Adam Junkins – General Manager
It is also important to note how significant Linda Farrell, Nick’s better half, is to the success of the restaurant. Her connection to the building of staff, the design of the restaurant concept, and the moral support necessary to keep Sovana moving forward is invaluable. In addition, she manages to focus on raising the Farrell’s four children (maybe future restaurateurs).
- REFLECTING BACK ON 20 YEARS
Like most entrepreneurs – Nick can now reflect back on the past twenty years with mixed emotions. It wasn’t easy, and remains the same today. Being a restaurateur is an every day thing. The bills need to be paid, new staff members must be well trained, staying on top of vendors is a relentless process, equipment breaks down at the worst time, weather impacts on projected volume, and guests – even the ones who return frequently, are always expecting a little bit more than they received on their last visit. All this being said, Nick retains his passion.

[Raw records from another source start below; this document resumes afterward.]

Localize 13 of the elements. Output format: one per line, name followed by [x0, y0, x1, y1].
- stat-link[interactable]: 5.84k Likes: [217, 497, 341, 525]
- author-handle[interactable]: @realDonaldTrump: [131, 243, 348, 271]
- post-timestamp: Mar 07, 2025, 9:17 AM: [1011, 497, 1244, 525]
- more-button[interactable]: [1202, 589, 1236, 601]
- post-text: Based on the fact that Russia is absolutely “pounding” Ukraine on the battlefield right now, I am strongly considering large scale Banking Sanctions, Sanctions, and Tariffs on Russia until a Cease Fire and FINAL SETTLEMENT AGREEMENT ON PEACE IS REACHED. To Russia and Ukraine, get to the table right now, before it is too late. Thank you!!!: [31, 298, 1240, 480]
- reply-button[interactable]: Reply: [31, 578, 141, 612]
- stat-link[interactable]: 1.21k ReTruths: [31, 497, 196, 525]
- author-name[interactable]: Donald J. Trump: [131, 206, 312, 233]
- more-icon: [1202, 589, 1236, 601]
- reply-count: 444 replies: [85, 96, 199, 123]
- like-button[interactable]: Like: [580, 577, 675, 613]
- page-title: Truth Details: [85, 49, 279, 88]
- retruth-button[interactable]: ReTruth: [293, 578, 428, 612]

“You must be consistent and lead your team by example. Restaurant owners (and managers) must push and grow, be transparent with the team of players that surround you, be humble and human and NEVER give up. I think Nick and I do this well.” She also pointed to how adept Adam, – Sovana’s General Manager is at leading the restaurant team, creating the environment of a unified mission, and setting an example for others to follow.
– Linda Farrell
The best way to look at Sovana Bistro is to review their Mission Statement – a statement that is felt deeply by Nick, Linda, Adam, and the entire staff at this successful restaurant:
“To Intentionally Enhance the Lives of the People we Encounter.”